Although Bruscino says that’s happened since before 2004, when there were 850 wolves in the Northern Rockies, that was also under the protection of the Endangered Species Act, so, to ensure the sub-populations remain genetically connected even after delisting, Wyoming has agreed to seasonally expand the original Trophy Game Management Area so the animals can move across the state line into Idaho.
“FWS insisted that there would be some protections during the time of year when wolves disperse to facilitate interchange with Idaho,” said Bruscino.
The seasonally expanded trophy game area, which includes parts of the Snake River Range, the northern Wyoming Range and Star Valley north of Afton, will experience its seasonal designation from Oct. 15 to the end of February each year.
A few things that remain unchanged from the 2008 draft of the wolf plan are that wolves will be managed statewide under a dual trophy game/predator designation and the public may defend their property within the trophy game area.
“In part of the state, wolves will be classified under law as predatory animals, with no hunting season structure associated or license required,” explained Bruscino. “They can be harvested by any legal method at any legal time. In northwest Wyoming they will be considered game animals and the Wyoming Game and Fish Commission will manage them mainly through public hunting.”
Regarding the defense of property, Bruscino said people may defend their property – livestock or dogs, for example – from wolves causing damage.
“They can do that immediately, and they don’t need a permit.
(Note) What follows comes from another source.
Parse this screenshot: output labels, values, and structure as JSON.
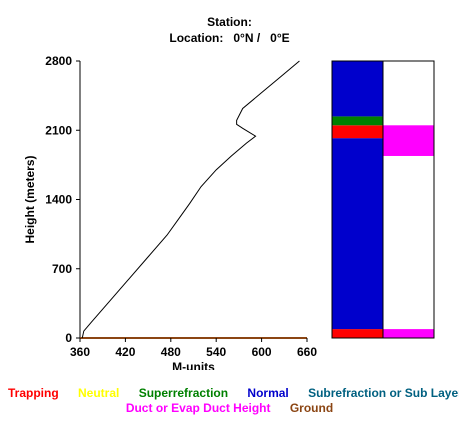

If the wolf’s in the act, you can kill it, but there is a reporting requirement,” he said. “Agency control of problem wolves will also occur, which is nothing new and is currently happening.”
Changes to the 2008 draft include the rise from seven to 10 breeding pairs and from 70 to 100 wolves in Wyoming outside Yellowstone and Wind River Reservation, as well as a hunting season primarily in the fall, from Sept. 1 to Dec. 31, though the Commission has the ability to extend it, if need be.
“We also agreed to shrink hunt areas to smaller sizes to more precisely target the wolf population and to manage almost at the pack level,” said Bruscino. “We’ll also be able to manage more precisely to facilitate gene flow.”
“There’s slight modifications to agency and private wolf control, but most of the abilities to defend livestock and property remain the same,” he said of the revisions, noting that one other change is that a kill permit for wolves that are causing problems used to be good for a year, but that’s been reduced to 45 days, with the ability to reissue.
Damage payments will not apply for livestock killed in the predator area, but Bruscino said they would probably apply year-round in the seasonal trophy game area.
Returning to the focus of genetic exchange, Bruscino said the WGFD will sign a genetics MOU with Idaho, Montana, FWS and the national parks.
“A long-term monitoring effort will be developed to document that genetic exchange is occurring. I don’t think it will be a huge deal, but it will take a lot of effort, and that will include taking samples from as many animals as are harvested, that we find dead or that are live captured,” he stated, noting that Wyoming only has to prove that one wolf makes it over to Wyoming and reproduces every four years. “Currently there are one to one-and-a-half documented per year, so that should not be a problem, but we’ll have to prove it, and that’s the key.”